There are 736 universities in the country serving 28.6 million students now, according to a report released by the UK-India Business Council, Tuesday.

To become a 21st-century global superpower, however, the country needs to place excellence, equal access and employability at the heart of expanding its higher education system, the report said.

To achieve its social and economic ambitions, the country needs engineers, data scientists, teachers, healthcare professionals, urban planners, architects, managers, social workers, pharmacists, environmental scientists and a whole range of other professionals on an unprecedented scale.

For this, the government has to create policies to allow foreign universities to operate in the country and hopefully the new higher education policy will help achieve this by enhancing the systemic capacity to produce high-quality graduates on a more consistent and widespread basis, said the report.

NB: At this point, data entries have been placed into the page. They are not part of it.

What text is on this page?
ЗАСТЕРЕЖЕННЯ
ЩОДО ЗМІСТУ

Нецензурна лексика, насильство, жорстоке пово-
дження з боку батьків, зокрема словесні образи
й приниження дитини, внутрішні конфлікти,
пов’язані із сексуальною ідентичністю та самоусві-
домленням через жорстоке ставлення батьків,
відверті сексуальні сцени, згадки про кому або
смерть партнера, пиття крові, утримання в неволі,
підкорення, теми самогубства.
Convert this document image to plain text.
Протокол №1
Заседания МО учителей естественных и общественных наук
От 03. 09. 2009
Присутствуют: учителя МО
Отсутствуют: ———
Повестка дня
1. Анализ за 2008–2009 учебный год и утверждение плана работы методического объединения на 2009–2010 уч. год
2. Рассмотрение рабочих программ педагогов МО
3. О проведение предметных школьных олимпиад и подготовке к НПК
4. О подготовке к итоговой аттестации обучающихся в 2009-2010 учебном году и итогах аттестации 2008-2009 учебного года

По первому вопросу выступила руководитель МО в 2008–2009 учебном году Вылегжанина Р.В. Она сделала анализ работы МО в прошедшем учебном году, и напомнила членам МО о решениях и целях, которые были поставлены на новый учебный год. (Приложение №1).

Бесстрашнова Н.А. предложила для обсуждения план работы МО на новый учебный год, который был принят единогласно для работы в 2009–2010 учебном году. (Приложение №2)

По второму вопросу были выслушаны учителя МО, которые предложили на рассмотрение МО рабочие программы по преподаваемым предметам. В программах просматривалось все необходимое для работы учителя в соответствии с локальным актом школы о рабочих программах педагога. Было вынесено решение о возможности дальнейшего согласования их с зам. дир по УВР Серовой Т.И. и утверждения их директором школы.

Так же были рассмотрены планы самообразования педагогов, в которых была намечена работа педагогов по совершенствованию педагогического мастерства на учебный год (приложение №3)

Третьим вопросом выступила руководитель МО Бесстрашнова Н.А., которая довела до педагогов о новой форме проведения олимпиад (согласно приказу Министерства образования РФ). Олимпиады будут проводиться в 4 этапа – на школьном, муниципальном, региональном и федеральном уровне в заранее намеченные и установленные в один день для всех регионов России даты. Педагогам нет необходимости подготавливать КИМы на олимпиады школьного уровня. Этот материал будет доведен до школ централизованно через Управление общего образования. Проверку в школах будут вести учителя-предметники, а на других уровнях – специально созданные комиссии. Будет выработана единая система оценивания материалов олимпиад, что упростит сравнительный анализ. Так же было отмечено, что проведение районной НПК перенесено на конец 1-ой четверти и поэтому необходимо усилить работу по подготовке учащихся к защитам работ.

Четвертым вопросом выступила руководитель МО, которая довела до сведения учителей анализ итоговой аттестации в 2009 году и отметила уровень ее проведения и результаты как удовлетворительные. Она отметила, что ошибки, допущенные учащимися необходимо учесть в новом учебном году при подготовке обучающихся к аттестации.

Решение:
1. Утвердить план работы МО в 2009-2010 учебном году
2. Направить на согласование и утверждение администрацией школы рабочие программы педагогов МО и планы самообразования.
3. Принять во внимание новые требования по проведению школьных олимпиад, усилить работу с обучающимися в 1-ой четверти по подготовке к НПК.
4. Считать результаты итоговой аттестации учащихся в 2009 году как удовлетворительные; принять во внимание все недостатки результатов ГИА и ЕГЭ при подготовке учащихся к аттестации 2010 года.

In short, the report said the country needs not just more graduates, but more high-quality graduates, who have both the necessary workplace skills and specialist knowledge to work at a global standard.

In developing the criteria to select foreign university entrance in to the domestic higher education market and the policymakers have recommended that only 'the top 200 in the world' be allowed to collaborate with the best domestic institutions.

However, limiting participation to the top 200 globally ranked institutions will not significantly mobilise global expertise, resource, and investment necessary to build a higher education system worthy of the economic ambitions, it added.